Hegemonic transitions and cultural change: The making and unmaking of hegemonic modernity in the modern world system
Steven Marc Sherman
PhD Dissertation State University of New York at Binghamton 325 (1999)
The meaning of contemporary cultural change has been the source of considerable debate. The ‘Americanization’ of the world and the emergence of Postmodern forms of thought and cultural production have been interpreted as signs variously of limitless American political strength, Japanese/East Asian weakness and a profound epistemological break with enlightenment forms of thinking. This project attempts to situate these phenomena historically by comparing them to similar phenomena in the past.
Three periods are investigated. In the first, 1500-1650, Italian culture dominates the imagery, texts, and habits of the elites of Europe. Yet Italy had by 1500 become politically subordinate to Spain and France.
“The European Renaissance”, constituted by a scattered, transnational intellectual community, uncovered diverse approaches to the study of the world. Yet its dreams of a new age of enlightened investigation were smashed by the onset of the thirty years war. By 1650, the Dutch Republic had emerged as the greatest power in Europe. Yet its major cultural production, genre painting, was distinct from the Italian dominated trend.
The Dutch Republic also provided the context for Descartes, whose attempt to abstract and rise above empirical knowledge marked a break with the diverse, often hermeneutic approaches of the Renaissance.
In the next period, 1650-1820, France emerged as the center of elite culture in Europe. While France was not entirely eclipsed as a great power, its declining military fortunes stood in inverse relation to its ascending popularity. Exiled, dispersed Huguenots led the way to the creation of a new transnational community, searching for economic, political and religious enlightenment through unhindered investigative daring and the cultivation of the ‘republic of letters’. Yet they too, were eclipsed by the period of wars and revolutions beginning in 1789.
The ascending power, the United Kingdom, was most distinguished by its production of novels, which, like Dutch painting, were not widely regarded as serious culture. After the period of wars, as it attained hegemony, the British substituted of economic liberalization for political liberation and the advocacy of family, tradition, and religion as bulwarks against excessively rapid change.
In the final period, 1848-1950, Britain enjoyed considerable cultural popularity, although perhaps not as great as France or Italy. Nevertheless, the belle epoque it presided over ended abruptly in 1914, and upper-middle class, nineteenth century culture was rapidly eclipsed thereafter.
A new transnational community, led by the diasporic community of secular Jews, produced modernist ways of thought which pulled all elements of social life into the reign of science as well as producing unprecedented explorations of subjective life.
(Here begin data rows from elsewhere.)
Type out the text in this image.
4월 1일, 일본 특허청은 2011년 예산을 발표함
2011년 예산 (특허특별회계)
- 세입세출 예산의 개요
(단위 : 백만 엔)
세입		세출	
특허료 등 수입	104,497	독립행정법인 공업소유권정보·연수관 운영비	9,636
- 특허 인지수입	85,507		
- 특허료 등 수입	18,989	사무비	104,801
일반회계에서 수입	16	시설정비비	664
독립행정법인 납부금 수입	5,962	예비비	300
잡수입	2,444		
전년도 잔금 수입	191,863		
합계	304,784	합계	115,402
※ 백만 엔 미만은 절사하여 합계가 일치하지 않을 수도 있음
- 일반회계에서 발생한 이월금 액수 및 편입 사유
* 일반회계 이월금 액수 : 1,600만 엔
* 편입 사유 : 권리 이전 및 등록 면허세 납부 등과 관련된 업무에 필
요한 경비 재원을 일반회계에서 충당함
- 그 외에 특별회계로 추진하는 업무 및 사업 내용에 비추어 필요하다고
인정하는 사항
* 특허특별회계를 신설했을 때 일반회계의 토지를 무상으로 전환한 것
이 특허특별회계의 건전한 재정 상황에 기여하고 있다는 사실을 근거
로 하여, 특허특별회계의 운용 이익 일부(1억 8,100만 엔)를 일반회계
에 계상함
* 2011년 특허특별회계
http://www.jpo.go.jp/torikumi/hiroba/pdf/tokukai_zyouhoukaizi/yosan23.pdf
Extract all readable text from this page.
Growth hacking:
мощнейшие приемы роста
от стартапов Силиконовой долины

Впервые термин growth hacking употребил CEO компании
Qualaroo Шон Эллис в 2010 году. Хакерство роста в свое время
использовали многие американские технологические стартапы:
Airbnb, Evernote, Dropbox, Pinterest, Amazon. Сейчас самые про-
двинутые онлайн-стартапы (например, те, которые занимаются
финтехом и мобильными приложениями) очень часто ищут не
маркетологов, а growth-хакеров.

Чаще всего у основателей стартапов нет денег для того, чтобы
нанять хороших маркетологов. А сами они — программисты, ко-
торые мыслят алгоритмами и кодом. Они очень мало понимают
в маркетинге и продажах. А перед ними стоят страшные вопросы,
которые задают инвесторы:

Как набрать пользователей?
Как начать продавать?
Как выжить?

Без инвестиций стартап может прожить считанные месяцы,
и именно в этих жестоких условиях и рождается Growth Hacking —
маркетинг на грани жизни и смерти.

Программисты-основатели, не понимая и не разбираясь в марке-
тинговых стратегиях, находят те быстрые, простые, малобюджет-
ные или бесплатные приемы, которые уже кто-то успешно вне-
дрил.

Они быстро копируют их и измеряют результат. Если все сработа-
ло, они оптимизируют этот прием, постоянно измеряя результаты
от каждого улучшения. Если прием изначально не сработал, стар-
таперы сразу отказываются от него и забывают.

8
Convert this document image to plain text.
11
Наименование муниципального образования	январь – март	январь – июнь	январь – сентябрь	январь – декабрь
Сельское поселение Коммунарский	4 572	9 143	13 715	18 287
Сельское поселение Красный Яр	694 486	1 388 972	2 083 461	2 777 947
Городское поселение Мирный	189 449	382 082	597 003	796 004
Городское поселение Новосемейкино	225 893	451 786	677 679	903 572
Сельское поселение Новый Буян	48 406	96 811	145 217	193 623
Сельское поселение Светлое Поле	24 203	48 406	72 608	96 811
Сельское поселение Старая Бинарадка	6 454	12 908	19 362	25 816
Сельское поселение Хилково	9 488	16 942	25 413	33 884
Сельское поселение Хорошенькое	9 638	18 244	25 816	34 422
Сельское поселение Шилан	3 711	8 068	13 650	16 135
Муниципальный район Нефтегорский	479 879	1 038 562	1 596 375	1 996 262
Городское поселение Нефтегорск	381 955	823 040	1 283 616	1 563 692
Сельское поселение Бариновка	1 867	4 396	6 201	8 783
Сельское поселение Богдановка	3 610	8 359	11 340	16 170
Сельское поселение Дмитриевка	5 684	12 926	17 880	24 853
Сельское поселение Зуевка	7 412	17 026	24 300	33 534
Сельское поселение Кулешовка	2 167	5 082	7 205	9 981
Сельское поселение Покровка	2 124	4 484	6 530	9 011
Alliances between modernists and state leaders were short lived, however, as populist forms of culture proved more valuable in assuring the consent of the governed.
The rising power, the US, was most notable for producing the cinema, again ignored in ‘serious’ intellectual circles. On its ascension, the US circumscribed modernism by narrowing the subjective to the purely internal and detaching social science from history. In the conclusion, this history is employed to cast doubt on the ideas suggested in the introduction that the Americanization of the world indicates US political/military strength and that the emergence of postmodernism indicates a linear progression towards a new epistemology.